The problem, she said, is that “if they are watering down their houses, then water levels for fire hydrants get low.”
There are many horse ranches in the area, and some residents fled without their animals. One woman spray-painted her cellphone number on the sides of her two horses, opened the gates to turn them loose, and then evacuated.
— Clearlake Oaks, 11:38 a.m.
Spread across almost every inch of Steve Bauer’s lawn is the bric-a-brac of an ambitious yard sale: old books, kitchen utensils, a candy dispenser, camping items and used clothing. Just as the evacuation order came down, Bauer and his wife were organizing the sale, to raise spending money for a cruise to Mexico that they have planned for later this month.
“We’ve just been sheltering here in place,” he said. “We ran out of food. We ran out of dog food.”
He had a simple reason to stay. “I have a Great Dane and another dog. They don’t get along. They fight. And we only have one car.”
When residents decide to ignore a mandatory evacuation order, they are required to stay in their homes. If they are found out on the streets, they can be ticketed or forced to leave. Some residents wear shirts emblazoned with the name of a fire agency, in the hope of fooling police.
“Some people don’t like to be told what to do,” Bauer said.
He said a friendly deputy sheriff had brought him food, and he had made furtive trips to a nearby gas station that stayed open to serve the firefighters.
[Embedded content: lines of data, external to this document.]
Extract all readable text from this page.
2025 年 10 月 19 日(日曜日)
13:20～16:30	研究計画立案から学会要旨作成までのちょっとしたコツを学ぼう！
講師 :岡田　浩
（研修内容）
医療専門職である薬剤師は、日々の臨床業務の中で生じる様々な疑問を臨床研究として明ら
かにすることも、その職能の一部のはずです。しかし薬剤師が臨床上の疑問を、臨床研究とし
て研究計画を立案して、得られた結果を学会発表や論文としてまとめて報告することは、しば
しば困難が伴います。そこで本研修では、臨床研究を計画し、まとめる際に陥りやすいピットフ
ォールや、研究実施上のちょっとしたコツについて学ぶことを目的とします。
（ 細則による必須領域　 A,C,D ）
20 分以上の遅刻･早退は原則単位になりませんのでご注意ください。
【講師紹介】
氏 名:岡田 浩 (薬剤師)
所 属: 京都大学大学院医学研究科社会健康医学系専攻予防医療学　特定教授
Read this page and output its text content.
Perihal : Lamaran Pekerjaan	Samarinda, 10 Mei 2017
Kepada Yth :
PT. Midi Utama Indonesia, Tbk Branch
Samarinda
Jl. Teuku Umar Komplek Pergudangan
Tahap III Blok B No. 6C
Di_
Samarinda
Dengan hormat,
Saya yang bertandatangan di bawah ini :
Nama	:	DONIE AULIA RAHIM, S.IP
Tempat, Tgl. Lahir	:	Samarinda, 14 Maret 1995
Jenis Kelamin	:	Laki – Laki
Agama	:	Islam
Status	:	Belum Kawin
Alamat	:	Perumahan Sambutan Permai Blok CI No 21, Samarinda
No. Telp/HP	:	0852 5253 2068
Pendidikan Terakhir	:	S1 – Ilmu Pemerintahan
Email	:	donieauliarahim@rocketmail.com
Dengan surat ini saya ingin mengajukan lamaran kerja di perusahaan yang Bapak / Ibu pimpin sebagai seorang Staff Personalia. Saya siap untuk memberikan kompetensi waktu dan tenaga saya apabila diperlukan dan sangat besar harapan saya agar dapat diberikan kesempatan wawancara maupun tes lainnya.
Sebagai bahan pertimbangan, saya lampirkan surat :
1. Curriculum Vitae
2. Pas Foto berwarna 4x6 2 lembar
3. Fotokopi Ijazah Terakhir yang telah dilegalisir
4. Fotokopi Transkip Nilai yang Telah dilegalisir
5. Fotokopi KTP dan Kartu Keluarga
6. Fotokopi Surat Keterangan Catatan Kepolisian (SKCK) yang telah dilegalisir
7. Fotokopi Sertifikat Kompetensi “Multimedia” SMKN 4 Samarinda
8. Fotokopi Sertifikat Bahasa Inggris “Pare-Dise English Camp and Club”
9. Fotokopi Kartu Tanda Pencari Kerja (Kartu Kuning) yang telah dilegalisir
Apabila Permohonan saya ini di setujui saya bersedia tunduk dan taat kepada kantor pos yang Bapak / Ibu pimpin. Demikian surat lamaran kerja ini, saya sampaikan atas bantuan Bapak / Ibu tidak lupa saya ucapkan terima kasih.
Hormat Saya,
As he spoke, he was alerted to some good news on his phone: the evacuation order was being lifted that afternoon.
“What a relief,” said Bauer. “It’s like being grounded when you are a kid.”
— Spring Valley, 1:42 p.m.
The communities along the lake were saved from the fire, but a short detour off Highway 20 to a remote and rugged area called Spring Valley, northwest of Clearlake Oaks, told a different story.
Only in the last few years has cellphone service become available in the valley. “We just entered the 21st century here,” said Oscar Sager, 67, who excitedly showed off cellphone videos of the fires that burned around him in recent weeks as he tried to save his property.
He only partially succeeded. He owns three trailer homes on 4 acres, and one of them — the one his wife had been living in — burned down. He also shares the property with “five dogs and three birds,” he said, and all of them are safe.
“I’ve been evacuated five times in five years,” said Sager, who is retired after careers as a firefighter and a boilermaker and has recently relied for survival on the kindness of power company workers, who have given him apples and sandwiches. “I stayed each time,” he said.
Pointing to a clearing near a creek bed, he said that when the flames became too strong for his garden hose, “I sat in the field over there and watched my place burn.”
Luckily, he said, he was able to save his ice cream truck, which he has owned for about 50 years and from which he once made good money selling treats to whitewater rafters in the Rumsey Canyon area to the south.
Sager’s wife will now have to move back in with him, he said. He doesn’t have insurance, so he’s not sure if he will be able to replace the burned-out trailer.
“Ever play Monopoly?” he asks, looking at his small swimming pool, filled with debris and dirt. “This is Baltic. Mediterranean and Baltic.”